Will deterrents work?
On Germany's national public broadcaster ARD, Maas said that the EU was working closely with migrants' countries of origin, like Iraq, to fly some people back home. Josep Borrell, the EU Commissioner for Foreign Affairs, said he thought with plane companies putting blocks on transporting Syrians and Iraqis to Minsk, "the flow" of people was "under control."
The presence of journalists and NGOs in the border region is still not allowed, so it is difficult to verify exactly what is going on there.
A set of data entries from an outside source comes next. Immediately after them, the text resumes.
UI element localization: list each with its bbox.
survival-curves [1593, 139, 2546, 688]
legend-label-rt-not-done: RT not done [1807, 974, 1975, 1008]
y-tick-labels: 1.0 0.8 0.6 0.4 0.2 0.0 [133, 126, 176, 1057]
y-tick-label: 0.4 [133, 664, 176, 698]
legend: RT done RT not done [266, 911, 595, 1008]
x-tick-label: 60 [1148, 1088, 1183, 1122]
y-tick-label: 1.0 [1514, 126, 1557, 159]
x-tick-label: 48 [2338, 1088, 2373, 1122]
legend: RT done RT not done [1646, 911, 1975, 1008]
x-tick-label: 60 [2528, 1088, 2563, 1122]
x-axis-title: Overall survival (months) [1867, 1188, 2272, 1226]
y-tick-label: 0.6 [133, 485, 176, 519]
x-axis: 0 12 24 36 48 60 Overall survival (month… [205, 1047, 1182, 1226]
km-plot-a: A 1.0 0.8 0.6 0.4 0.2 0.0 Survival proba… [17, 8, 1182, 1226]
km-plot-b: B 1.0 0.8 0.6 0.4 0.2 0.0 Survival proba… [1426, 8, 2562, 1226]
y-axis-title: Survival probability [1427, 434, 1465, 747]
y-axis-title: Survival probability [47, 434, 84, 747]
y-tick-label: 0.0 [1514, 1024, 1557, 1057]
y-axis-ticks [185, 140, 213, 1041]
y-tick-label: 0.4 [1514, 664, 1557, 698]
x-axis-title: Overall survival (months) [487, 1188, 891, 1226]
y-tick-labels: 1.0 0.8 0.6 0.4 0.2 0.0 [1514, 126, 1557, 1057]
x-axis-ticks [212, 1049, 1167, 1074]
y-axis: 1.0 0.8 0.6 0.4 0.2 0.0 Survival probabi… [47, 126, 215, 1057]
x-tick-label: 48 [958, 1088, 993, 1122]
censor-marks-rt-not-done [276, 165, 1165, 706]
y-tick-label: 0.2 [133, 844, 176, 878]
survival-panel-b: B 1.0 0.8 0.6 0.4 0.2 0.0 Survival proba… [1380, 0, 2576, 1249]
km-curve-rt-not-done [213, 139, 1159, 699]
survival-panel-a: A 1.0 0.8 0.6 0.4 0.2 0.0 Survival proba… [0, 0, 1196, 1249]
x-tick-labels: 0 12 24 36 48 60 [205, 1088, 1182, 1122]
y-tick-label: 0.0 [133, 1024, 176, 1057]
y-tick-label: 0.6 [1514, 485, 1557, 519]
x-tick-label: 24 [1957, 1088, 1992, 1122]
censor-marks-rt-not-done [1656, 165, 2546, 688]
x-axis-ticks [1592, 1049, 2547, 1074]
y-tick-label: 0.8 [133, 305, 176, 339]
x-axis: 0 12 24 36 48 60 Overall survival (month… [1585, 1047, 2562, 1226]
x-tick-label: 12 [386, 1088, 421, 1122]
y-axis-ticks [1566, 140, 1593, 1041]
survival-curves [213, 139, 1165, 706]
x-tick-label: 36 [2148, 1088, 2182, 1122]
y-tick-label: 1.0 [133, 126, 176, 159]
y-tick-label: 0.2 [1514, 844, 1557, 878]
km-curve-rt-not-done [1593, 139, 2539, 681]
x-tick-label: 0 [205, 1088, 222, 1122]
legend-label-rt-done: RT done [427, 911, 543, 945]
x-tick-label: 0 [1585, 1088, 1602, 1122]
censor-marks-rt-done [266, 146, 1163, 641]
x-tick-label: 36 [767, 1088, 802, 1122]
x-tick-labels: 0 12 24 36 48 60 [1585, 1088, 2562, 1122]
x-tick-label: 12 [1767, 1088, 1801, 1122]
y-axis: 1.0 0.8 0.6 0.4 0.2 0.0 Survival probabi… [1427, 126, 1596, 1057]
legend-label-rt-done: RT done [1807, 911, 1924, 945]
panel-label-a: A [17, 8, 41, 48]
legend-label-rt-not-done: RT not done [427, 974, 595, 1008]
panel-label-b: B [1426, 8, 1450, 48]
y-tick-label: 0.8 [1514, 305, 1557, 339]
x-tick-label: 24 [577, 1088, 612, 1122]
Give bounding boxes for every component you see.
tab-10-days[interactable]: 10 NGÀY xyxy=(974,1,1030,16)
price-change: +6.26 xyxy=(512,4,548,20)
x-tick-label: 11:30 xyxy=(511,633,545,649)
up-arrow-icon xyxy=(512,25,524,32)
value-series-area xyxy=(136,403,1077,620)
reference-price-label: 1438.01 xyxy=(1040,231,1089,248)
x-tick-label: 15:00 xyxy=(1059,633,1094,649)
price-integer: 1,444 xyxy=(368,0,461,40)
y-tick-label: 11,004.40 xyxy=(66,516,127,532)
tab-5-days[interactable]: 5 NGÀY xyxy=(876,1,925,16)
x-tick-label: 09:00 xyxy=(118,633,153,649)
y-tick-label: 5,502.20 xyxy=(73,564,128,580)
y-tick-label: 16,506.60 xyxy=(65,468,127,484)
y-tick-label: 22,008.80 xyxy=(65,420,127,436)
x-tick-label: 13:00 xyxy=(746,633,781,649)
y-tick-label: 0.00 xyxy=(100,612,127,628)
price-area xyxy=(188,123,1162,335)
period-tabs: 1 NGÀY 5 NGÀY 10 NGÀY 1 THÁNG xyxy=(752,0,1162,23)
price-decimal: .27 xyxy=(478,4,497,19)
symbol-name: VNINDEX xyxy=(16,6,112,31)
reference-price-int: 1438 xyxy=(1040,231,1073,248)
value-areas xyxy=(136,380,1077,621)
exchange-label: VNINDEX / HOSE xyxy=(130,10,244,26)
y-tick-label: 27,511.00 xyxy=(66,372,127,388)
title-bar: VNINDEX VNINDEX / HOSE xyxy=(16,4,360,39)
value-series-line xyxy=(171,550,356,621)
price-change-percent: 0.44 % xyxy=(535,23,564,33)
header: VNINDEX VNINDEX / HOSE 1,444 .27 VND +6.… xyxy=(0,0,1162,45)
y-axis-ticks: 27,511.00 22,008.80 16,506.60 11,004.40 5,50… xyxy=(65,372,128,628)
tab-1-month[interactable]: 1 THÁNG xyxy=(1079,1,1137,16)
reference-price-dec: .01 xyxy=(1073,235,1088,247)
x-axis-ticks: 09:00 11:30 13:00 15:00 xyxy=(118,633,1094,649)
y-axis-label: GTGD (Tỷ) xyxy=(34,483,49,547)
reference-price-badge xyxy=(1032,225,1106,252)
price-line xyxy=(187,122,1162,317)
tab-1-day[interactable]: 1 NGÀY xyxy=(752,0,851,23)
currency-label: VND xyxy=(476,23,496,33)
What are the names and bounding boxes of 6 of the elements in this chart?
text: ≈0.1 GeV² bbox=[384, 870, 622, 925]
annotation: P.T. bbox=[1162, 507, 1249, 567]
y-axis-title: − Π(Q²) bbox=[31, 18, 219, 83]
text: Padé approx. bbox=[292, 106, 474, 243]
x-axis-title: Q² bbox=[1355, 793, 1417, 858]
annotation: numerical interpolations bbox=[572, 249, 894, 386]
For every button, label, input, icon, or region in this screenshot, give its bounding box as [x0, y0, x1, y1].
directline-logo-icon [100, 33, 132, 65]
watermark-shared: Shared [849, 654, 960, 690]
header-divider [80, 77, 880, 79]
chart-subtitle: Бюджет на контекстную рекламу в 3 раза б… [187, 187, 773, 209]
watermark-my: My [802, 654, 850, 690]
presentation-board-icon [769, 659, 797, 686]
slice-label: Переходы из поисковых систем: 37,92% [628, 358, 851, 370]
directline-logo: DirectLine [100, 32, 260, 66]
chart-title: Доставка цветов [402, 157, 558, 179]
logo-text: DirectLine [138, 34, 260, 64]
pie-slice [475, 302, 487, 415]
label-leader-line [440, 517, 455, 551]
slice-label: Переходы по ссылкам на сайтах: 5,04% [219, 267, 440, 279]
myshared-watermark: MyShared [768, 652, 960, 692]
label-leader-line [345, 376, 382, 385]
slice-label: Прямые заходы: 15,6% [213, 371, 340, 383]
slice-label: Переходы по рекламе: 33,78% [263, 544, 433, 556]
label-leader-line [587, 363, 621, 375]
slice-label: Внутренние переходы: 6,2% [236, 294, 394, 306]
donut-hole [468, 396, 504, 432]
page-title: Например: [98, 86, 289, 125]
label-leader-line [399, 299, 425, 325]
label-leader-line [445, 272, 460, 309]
But it seems, that the deaths and increasing restrictions on flying from places like Iraqi Kurdistan to Minsk have not deterred everyone. In its video, France 24 speaks to one 21-year-old man they call 'Sheiko' who sits with his packed rucksack, ready to leave.
"This jumper is very warm, it is great for traveling. I also have socks and a charger," he tells France 24, unpacking the meager contents as he sits on the floor, smoking a cigarette. Sheiko says he found an "intermediary" on Telegram, to which he paid $5,000 (about €4,300] for flights and five nights in a hotel in Minsk.
Turkish airlines has already stopped taking Iraqis on flights to Minsk, but France 24 reports that Sheiko is hoping to fly via Qatar or the UAE before beginning his own journey towards Europe.